Thursday, March 27, 2008

"This is not a battle against the Jaish al-Mahdi nor is it a proxy war between the United States and Iran," military spokesman Maj. Gen. Kevin Bergner said, using the Arabic term for the Mahdi Army. "It is the government of Iraq taking the necessary action to deal with criminals on the streets."

This would be amusing if it were not so tragic. The US military, knowingly or not, is fighting Iran's wars for them in Iraq, not against Iran. SIIC and Da'wa (Iran's strongest allies in Iraq) are determined to retain control of the Shi'ite south, and the crackdown against the Sadrists, which caused them to revolt, is a feeble attempt to prevent them from taking over in the upcoming provincial elections. And to describe this ongoing intra-Shi'ite conflict as "the government of Iraq against criminals" is ludicrous at best, as the so-called "government of Iraq" had no problem in the near past when those hordes of criminals were taking to the streets cleansing Baghdad and the south from Sunnis with the active participation of "Iraqi security forces." But as we say in Arabic: 'If you know then it is a calamity. If you don't know then it is a greater one.'


This does not mean that the central government should not reassert control of Basra. It is not peaceful, it is a significant prize as a port and the key to Iraq's oil exports, and gang rule is no substitute for legitimate government. But it is far from clear that what is happening is now directed at serving the nation's interest versus that of ISCI and Al Dawa in the power struggle to come. It is equally far from clear that the transfer of security responsibility to Iraqi forces in the south is not being used by Maliki, Al Dawa, and ISCI to cement control over the Shi'ite regions at Sadr's expense and at the expense of any potential local political leaders and movements. Certainly, the fact that these efforts come after ISCI's removal of its objections to the Provincial Powers Act may not be entirely coincidental.
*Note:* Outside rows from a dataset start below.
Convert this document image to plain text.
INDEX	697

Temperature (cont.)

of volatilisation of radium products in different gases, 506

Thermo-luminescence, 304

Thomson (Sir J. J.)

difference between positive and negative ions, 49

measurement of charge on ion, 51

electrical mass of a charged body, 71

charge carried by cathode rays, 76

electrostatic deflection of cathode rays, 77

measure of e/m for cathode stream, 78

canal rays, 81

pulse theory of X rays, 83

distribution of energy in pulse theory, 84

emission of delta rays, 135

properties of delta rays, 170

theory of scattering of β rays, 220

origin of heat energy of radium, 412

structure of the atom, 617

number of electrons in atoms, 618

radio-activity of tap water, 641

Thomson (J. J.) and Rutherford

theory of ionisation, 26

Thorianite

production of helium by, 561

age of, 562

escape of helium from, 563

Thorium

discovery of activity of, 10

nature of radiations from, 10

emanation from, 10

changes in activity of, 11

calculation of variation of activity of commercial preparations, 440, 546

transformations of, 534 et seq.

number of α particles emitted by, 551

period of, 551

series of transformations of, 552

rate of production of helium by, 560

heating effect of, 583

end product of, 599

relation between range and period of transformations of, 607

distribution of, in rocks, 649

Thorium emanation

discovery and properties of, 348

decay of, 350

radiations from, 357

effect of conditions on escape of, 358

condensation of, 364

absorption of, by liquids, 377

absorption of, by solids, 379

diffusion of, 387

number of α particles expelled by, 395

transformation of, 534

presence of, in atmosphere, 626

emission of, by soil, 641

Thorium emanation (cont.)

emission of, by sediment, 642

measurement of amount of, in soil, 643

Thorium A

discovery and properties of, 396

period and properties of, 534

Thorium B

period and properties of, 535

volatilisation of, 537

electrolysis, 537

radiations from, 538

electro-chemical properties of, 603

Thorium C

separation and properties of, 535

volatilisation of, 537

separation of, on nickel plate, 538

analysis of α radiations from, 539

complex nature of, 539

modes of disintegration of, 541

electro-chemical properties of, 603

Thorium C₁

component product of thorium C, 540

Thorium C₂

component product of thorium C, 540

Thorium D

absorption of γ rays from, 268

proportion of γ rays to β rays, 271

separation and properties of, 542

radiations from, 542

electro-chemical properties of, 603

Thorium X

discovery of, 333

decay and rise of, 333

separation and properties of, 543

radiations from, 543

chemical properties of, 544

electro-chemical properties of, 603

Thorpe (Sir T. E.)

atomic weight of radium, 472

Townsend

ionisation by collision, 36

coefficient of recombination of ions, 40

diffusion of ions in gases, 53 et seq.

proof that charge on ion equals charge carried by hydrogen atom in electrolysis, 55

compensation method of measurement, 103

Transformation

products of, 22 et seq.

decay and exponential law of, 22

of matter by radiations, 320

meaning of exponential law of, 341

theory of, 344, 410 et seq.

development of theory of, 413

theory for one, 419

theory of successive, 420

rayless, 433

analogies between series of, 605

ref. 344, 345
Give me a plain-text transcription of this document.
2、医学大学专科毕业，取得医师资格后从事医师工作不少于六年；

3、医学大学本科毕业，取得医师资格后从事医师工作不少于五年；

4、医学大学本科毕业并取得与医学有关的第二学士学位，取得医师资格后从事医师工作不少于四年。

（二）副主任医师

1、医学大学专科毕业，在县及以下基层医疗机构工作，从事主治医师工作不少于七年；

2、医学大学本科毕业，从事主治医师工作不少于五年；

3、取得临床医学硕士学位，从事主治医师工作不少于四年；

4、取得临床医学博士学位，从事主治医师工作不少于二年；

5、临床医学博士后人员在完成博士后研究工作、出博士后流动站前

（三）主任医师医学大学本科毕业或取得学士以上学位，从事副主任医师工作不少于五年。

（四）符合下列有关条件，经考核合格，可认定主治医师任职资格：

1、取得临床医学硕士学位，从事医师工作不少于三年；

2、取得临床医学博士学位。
Is the end result going to be good or bad? It is very difficult to tell. If the JAM and Sadr turn on the US, or if the current ISCI/Dawa power grab fails, then Shi'ite on Shi'ite violence could become far more severe. It is also far from clear that if the two religious-exile parties win, this is going to serve the cause of political accommodation or legitimate local and provincial government. It seems far more likely that even the best case outcome is going be one that favors Iraqracy over democracy.